The U.S. currency was up but remained below its recent highs on Wednesday morning in Asia. The dollar rose on Wednesday morning thanks to ripple effects from the crackdown in China and caution ahead of the Federal Reserve’s latest policy decision.
The dollar index that tracks the U.S. currency against a basket of other main currencies rose 0.06% to 92.493.
The USD/JPY pair gained 0.03% to 109.80. The yen rose about 0.5% against the greenback during the previous session to hit a one-week high. The Swiss franc and euro also recorded small gains. All of them held onto those gains as the Asian session opened, with the euro last trading at $1.1819, which capped gains for the dollar.
The yuan fell towards a three-month low against the greenback after recording its worst result since October 2021 on Tuesday. In Hong Kong, the Hang Seng Index also recorded its sharpest selloff in more than a year as concerns regarding the Chinese crackdown remained firmly in place. The crackdown on tech as well as other profitable sectors also saw jitters over the U.S. market on Tuesday.
The USD/CNY pair declined 0.05% to 6.5074 and the GBP/USD pair dropped 0.4% to 1.3868. The British pound surprised the market by jumping through its 20-day moving average during the previous session. The reports that the country is considering opening up its border helped to boost the pound.
The risk-sensitive Australian and New Zealand dollars also suffered losses as investor sentiment took a hit. The AUD/USD pair fell 0.09% to 0.7353 while the NZD/USD pair dropped 0.01% to 0.6955.
Dollar and the Federal Reserve
On Wednesday, investors continued to focus their attention on Chinese shares’ performance as well as the Fed decision. The central bank is expected to announce its decision later in the day.

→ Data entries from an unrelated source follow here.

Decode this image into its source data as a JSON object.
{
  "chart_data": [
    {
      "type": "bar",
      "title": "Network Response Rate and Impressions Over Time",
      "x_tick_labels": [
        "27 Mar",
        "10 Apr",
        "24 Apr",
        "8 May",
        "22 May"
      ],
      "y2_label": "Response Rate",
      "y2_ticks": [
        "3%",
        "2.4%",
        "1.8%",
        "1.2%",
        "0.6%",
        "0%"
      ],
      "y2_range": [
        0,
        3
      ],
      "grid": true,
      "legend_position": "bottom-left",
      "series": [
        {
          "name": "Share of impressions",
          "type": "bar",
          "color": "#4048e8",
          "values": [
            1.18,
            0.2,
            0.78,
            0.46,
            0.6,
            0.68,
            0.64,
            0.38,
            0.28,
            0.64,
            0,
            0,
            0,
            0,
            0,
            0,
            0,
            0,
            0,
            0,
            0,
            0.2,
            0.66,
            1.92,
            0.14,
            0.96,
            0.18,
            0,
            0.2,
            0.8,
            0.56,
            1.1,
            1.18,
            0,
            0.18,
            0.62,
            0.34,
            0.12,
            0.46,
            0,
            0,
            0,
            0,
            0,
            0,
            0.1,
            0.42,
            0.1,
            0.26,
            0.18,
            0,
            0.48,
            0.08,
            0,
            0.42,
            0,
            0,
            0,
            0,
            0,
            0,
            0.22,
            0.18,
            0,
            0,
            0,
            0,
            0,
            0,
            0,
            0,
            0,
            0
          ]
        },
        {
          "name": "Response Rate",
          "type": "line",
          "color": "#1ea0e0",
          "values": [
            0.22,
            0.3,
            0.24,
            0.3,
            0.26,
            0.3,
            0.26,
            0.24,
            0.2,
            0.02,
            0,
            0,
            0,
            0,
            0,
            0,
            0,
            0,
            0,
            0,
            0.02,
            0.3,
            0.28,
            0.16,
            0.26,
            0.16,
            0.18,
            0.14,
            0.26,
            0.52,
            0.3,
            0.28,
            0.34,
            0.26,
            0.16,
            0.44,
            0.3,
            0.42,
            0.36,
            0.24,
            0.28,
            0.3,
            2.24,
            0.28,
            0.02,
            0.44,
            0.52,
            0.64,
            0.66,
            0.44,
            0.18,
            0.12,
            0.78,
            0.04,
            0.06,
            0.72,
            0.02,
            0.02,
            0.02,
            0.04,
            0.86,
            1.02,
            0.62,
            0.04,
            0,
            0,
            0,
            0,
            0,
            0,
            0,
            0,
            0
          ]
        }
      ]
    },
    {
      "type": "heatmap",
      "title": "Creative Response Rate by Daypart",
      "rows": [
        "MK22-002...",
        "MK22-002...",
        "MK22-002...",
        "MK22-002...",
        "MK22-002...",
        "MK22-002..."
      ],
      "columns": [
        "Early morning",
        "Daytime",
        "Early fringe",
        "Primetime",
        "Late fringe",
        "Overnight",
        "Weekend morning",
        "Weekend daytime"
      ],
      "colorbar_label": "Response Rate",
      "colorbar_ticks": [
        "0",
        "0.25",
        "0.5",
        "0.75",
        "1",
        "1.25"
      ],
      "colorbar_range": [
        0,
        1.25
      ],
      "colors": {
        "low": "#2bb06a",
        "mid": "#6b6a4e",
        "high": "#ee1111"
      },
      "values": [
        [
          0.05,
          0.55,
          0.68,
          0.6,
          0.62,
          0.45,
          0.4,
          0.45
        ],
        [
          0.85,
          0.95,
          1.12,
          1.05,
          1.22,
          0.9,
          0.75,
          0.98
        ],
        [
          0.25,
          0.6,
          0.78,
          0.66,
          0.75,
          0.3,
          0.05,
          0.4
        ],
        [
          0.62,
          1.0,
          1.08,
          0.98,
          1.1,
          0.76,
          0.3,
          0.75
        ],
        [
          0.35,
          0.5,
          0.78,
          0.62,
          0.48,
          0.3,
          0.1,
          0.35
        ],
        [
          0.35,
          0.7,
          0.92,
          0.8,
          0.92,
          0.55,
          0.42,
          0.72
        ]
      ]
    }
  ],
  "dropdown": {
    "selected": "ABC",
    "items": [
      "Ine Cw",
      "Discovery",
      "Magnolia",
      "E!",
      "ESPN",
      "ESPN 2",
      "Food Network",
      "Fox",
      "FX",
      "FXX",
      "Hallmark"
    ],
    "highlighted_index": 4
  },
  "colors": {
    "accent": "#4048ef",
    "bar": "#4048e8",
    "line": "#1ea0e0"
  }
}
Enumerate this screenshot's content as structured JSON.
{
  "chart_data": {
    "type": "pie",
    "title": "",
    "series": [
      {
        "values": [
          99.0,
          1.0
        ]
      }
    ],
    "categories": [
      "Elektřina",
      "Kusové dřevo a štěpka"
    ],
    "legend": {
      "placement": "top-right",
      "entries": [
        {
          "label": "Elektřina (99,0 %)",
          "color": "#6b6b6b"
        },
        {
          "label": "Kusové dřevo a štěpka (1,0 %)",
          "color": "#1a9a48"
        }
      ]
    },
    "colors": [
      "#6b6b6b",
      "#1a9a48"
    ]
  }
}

The Federal Reserve’s unexpected hawkish turn in its previous session in June resulted in a month-long rally for the dollar. Analysts, as well as investors, are closely watching the Fed’s meeting as they would like to learn more about its plans. Should mounting inflationary pressures prompt the central bank to take serious measures sooner than expected, that would give both U.S. rates and the greenback a boost. But another hawkish tone is unlikely, with investors more likely on the lookout for any shifts in tone or emphasis.